(I can't seem to write anything substantial lately, and any one of these may be inappropriate, let me know if you think so)
The little yellow schoolbus turned that last familiar curve, and Kaylee Marie grinned joyfully. School was done, school was dumb, the sun was shining and she had so much energy left to spend. Which isn’t to say she didn’t try at school, but her antics turned her teacher from the wonderful friendly lady she’d met on day one, to a horrible yelling, punishing monster. She pictured Miss Bailey with green scales and glowing laser eyes in her head, and laughed out loud, as the bus came to a stop. She left the bus and started down the driveway, each side lined haphazardly with evergreens and shrubs, to the little white house her mum kept spotless. She banged on the window, leaving her Power Puff Girls backpack on the porch and took off into the rolling hills that surrounded the house. She was a fairy princess, a sly kitty, a space astronaut, and a dancing butterfly. She inhaled the scents of the wildflowers that grew in the fields, and smelled the delicious aroma of strawberries. There weren’t any around that she knew of, but she followed her nose to where the scent intensified, and discovered a shimmering pinkish light, on the other side of the hill she had climbed. She moved closer and the aroma enveloped her, and she was giddy with delight. The light pulled and pushed at her, and finally drew her in, to a world of aromatic phenols, and very little oxygen.

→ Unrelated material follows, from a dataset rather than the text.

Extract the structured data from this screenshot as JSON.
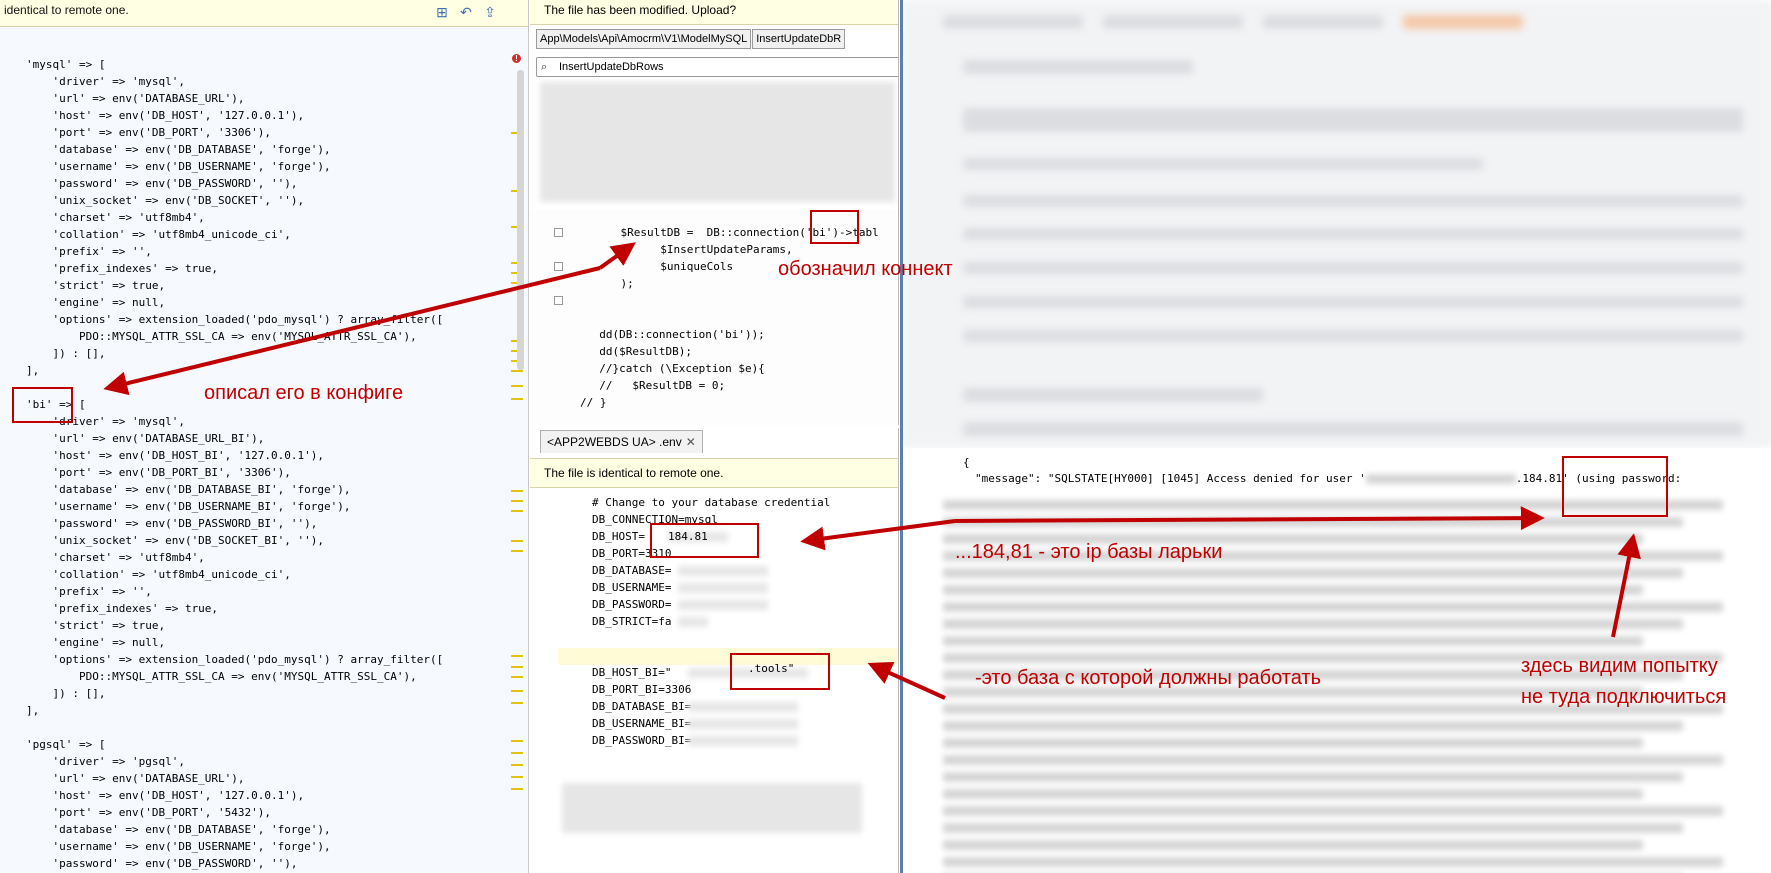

Dirk Janson had had enough. For the last month or so, he couldn’t maintain his pool at all. He’d added massive levels of chlorine, cleared the debris daily, and he finally had a service come in to analyze his water. Salt water, they said, like you’d find in an ocean. They even pulled a lionfish out of the pool that day.
“One of your buddies is pulling a pretty good prank on you,” they said, laughing, and told him to have the pool emptied before trying to clean it again.
He did, but within a week, his pool was heavily salted again, and he couldn’t understand how. He set up cameras around his pool, began to threaten friends and family. His blood pressure shot up. He caught nothing on tape, but more and more odd debris ended up in his pool, including a single shoe, two empty beer bottles, bit of shells and coral, and the odd fish. He drained his pool and refused to refill it. In a couple days it was full again. He forbid his family to use the pool, an unpopular decision. He came home from work several times to see bathing suits on the deck, evidence that his rule was being disobeyed. He lost his temper, time and again, his friends and coworkers became distant and uneasy around him.
He was found by his kids, slumped on the deck in the sunshine, dead of a heart attack. Their mother’s bloated, mangled body floated in the water, and an eight foot tiger shark swam cramped circles in the pool.
Haggah Merai didn’t speak English. In fact, English was a foreign concept to her, and to the other denizens of the world she lived in. Her people were a lean and agile race, with the potentially unfortunate visage of earth gibbons. They were intellectual and curious and had pioneered great advances in technology and exploration in the last 1000 years and were beginning to explore the stars in earnest. Haggah had failed out of her educational program, her dreams of leading a ship of scientists into space crushed, and her subsequent depression swallowing her life, day by day. She managed a meager career in environmental regulation, and never imagined that one day, she would lead a team in exploring a strange phenomenon that opened her worlds borders to that of a strange place called Earth, from the very soil she tread daily.